Upchurch v. Chaney

SEARS, Chief Justice.

After Harold Upchurch submitted the successful bid at a judicial sale, the receiver who conducted the sale moved the trial court to confirm it. The trial court refused to confirm the sale, however, stating that the appellees’ confusion regarding the acceptable method of payment at the judicial sale rendered the sale invalid. Upchurch appeals. Because the evidence shows that the sale was properly and fairly held, and that any purported confusion resulted from the appellees’ own failure to adequately prepare for the sale, and did not affect the results of the sale, the trial court abused its discretion by refusing to confirm it. Accordingly, we reverse.

When this matter appeared before this Court previously, we affirmed the trial court’s decision to order an equitable partition and judicial sale of the disputed property.1 After being properly advertised in the county’s legal organ,2 the judicial sale was conducted on the Harris County courthouse steps on August 2, 2005, the first Tuesday of the month.3 The receiver announced the terms of the sale, and that the winning bid could be submitted by cash, cashier’s check, or certified check, but not by personal check. Appellees voiced no objection at that time. The appellees’ highest bid was $241,000. Upchurch submitted the ultimately successful bid of $245,000, which he paid by a cashier’s check that had been issued by a local bank insured by the Federal Deposit Insurance Corporation.

The receiver then filed a motion to confirm the sale. In spite of the fact that the sale complied with the statutory requirements for a judicial sale,4 the appellees objected, claiming that they believed that the trial court’s order that the sale be conducted “for cash” meant that only hard currency, rather than a cashier’s check, would be acceptable as payment. The trial court ordered that the sale be set aside.5

If the appellees suffered from any confusion concerning the sale, however, it resulted from their own failure to adequately prepare for the sale. The trial court’s order that the sale would be conducted “for cash” was plainly meant to distinguish the sale from one conducted “for credit,” not to require the successful bidder to tender actual hard currency.6 OCGA § 9-13-166 plainly states that the winning bid in a *892“for cash” judicial sale can be tendered by cash, certified check, or cashier’s check. The important feature of a “for cash” judicial sale is not the tender of actual hard currency, but rather the tender of immediately available funds instead of the mere promise of future payment. The cashier’s check tendered by Upchurch, as distinguished from an unacceptable personal check, reflected the fact that Upchurch had sufficient funds immediately available to cover the payment.

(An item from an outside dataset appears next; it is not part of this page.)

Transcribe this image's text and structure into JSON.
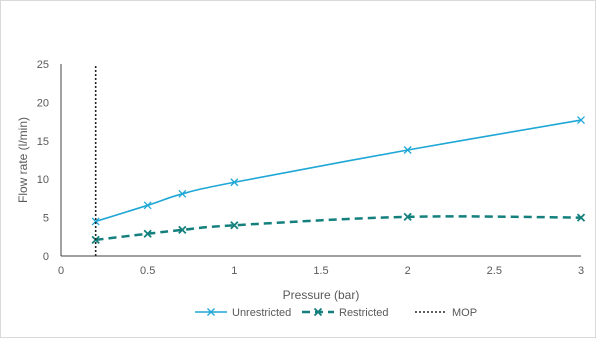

Decided September 18, 2006. Funderburk, Day & Lane, Bradford C. Dodds, for appellant. Jesse L. Young, Meacham, Earley & Jones, Karen D. Earley, for appellees.

The plain purpose of OCGA § 9-13-166, then, is to recognize the obvious impracticality of forcing a bidder in a “for cash” sale to tender a briefcase full of money on the courthouse steps. In this context, the cashier’s check tendered by Upchurch was the statutory and functional equivalent of a cash payment. Because of the plain language and purpose of OCGA § 9-13-166, the appellees should have suffered from no confusion.

Moreover, the appellees’ own statements show that they were not harmed by their alleged confusion regarding the method of payment. At the motion to confirm the sale, appellees testified that they did not have any more cash available than their highest bid of $241,000.7 Thus, they could not have obtained a cashier’s check for any more than that amount, and any confusion regarding the appropriate method of payment made no difference in the outcome of the sale.

Because the judicial sale was properly conducted, and the appel-lees’ alleged confusion resulted from their own failure to diligently prepare for the sale and, in any event, had no effect on the sale, the trial court abused its discretion in refusing to confirm the sale. Accordingly, we reverse.

Judgment reversed.

All the Justices concur.

Chaney v. Upchurch, 278 Ga. 515 (603 SE2d 255) (2004).

OCGA§ 9-13-140 (a).

OCGA§ 9-13-161 (a).

OCGA § 9-13-140 et seq.

OCGA§ 9-13-172.

See, e.g., McLendon v. Harrell, 67 Ga. 440, 443 (1881) (“cash, not credit, is that which the law requires [the Sheriff] to exact from every bidder.”).

Interestingly, appellees also testified at the hearing that they brought no cash to the sale, in spite of the fact that they submitted a high bid of $241,000 while purportedly believing that only cash would be an acceptable form of payment.